JAKARTA, iNewsBogor.id – Komisi XI DPR RI menyebut tarif Pajak Barang dan Jasa Tertentu (PBJT) sebesar minimal 40 persen dan maksimal 75 persen atas jasa hiburan seperti diskotek, karoke, kelab malam, bar, dan mandi uap atau spa, diberlakukan sesuai dengan kewenangan pemerintah daerah (Pemda). Hal itu sebagaimana diatur dalam Pasal 6 ayat (2) UU 1/2022 tentang Hubungan Keuangan Pemerintah Pusat dan Pemerintah Daerah (HKPD).
"Jika Pemda ingin menetapkan aturan tidak memungut tarif pajak hiburan, maka perlu diterbitkan Perda mengenai sebagai kepastian dasar hukum. Pajak dapat tidak dipungut bila potensinya kurang memadai, atau bila daerah menetapkan untuk tidak memungut pajak hiburan tersebut,” ucap Waki Ketua Komisi XI DPR RI, Fathan Subchi, saat dihubungi Jumat (26/1/2024).
Secara umum, UU HKPD bertujuan untuk mewujudkan desentralisasi fiskal guna memastikan kesejahteraan yang lebih merata untuk tiap daerah, serta memberikan ruang penerimaan daerah yang lebih luas.Dalam membuat kebijakan terkait pungutan PBJT, para kepala daerah harus memperhatikan Surat Edaran (SE) Kemendagri No.900.1/13/1_403_SJ.SE Mendagri tersebut mengamanatkan kepala daerah untuk memberikan insentif fiskal kepada pelaku usaha hiburan yang mekanismenya menggunakan UU 1/2022 tentang HKPD dan Peraturan Pemerintah (PP) Nomor 35/2023 tentang Ketentuan Umum Pajak Daerah dan Retribusi Daerah.

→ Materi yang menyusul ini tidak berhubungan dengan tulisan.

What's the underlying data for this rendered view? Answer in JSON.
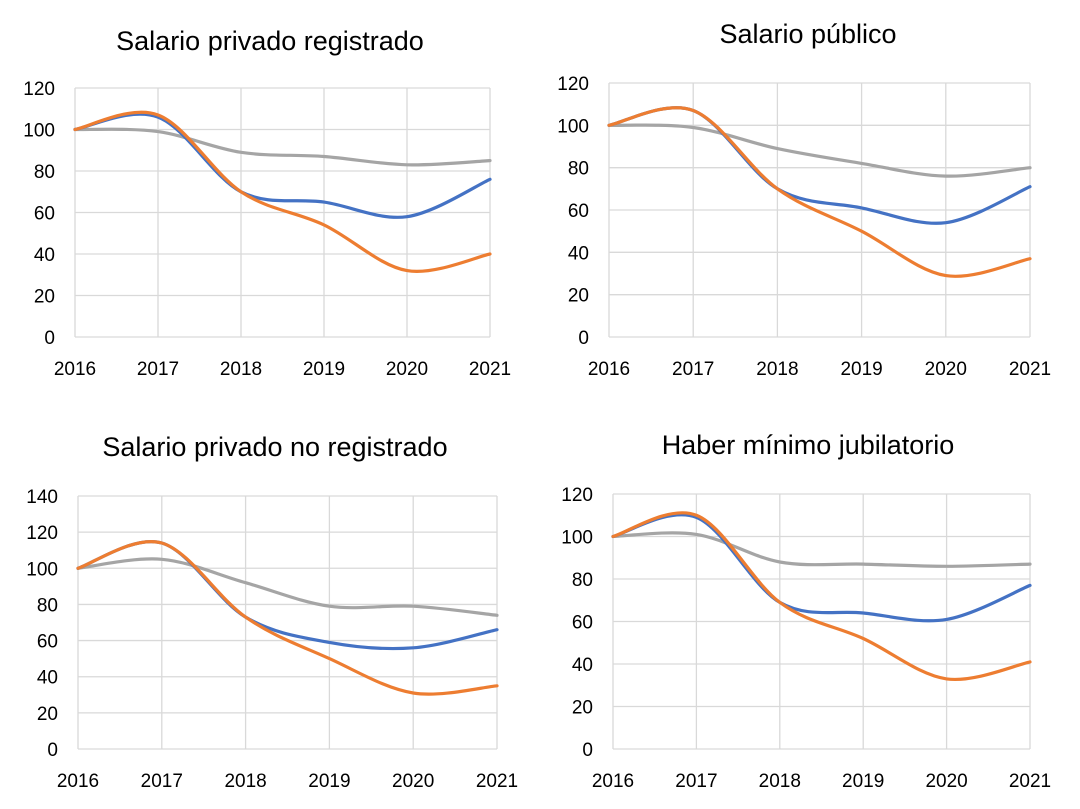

"Sebagai solusi, sebenarnya dalam Pasal 101 ayat (3) UU HKPD cukup jelas tentang pemberian insentif fiskal terutama bagi wajib pajak yang merupakan pelaku usaha di bidang PBJT ini,” ucap Fathan.
Beleid dalam pasal 101 ayat (3) UU HKPD mengamanatkan gubernur, walikota, atau bupati untuk memberikan insentif fiskal kepada pelaku usaha demi mendukung kemudahan berinvestasi.
Fathan mengatakan, tindaklanjut atas pemberian insentif fiskal bagi pelaku usaha hiburan dilakukan dengan menggunakan Pasal 99 dalam PP 35/2023.
“Di mana insentif fiskal dapat diberikan atas permohonan wajib pajak atau diberikan oleh kepala daerah itu sendiri, tergantung pertimbangannya masing-masing,” paparnya.
“Intinya tiga peraturan ini memberikan ruang antara pelaku usaha dan kepala daerah untuk membuat kebijakan insentif fiskal. Tentunya, tujuan utama dari insentif ini untuk bagaimana usaha-usaha di daerah semakin berkembang dan memberi kontribusi pajak daerah yang signifikan,” sambung dia.
Pemberian Insentif Fiskal Harus Diawasi
Namun, pemberian insentif fiskal oleh Pemda pada pelaku usaha hiburan ini perlu diawasi secara ketat.Fathan mengingatkan, aktivitas atau lobi-lobi yang mungkin dilakukan dalam mewujudkan penerapan kebijakan insentif fiskal ini dapat memicu terjadinya penyimpangan moral (moral hazard), lantaran dapat diwujudkan hanya dengan menerbitkan peraturan kepala daerah (Perkada).
“Saya melihat di aturan-aturan yang ada bisa memunculkan moral hazard kepala daerah dengan kebijakan pemberian insentif fiskal. Ini yang harus betul-betul dijaga, mengingat kebijakan pemberian insentif fiskal atau pengurangan tarif PBJT cukup diterapkan melalui Perkada,” ucap dia.
Oleh karena itu, pembahasan Perkada insentif fiskal di tiap daerah harus dilakukan melalui mekanisme rapat dengan DPRD.
"Di situlah akan dilakukan filter atau kontrol kelayakan pemberian insentif fiskal kepada para pelaku usaha yg terkait PBJT. Dengan mekanisme ini, kita dapat mengurangi dan mengontrol potensi terjadinya moral hazard penerbitan Perkada terkait PBJT,” katanya.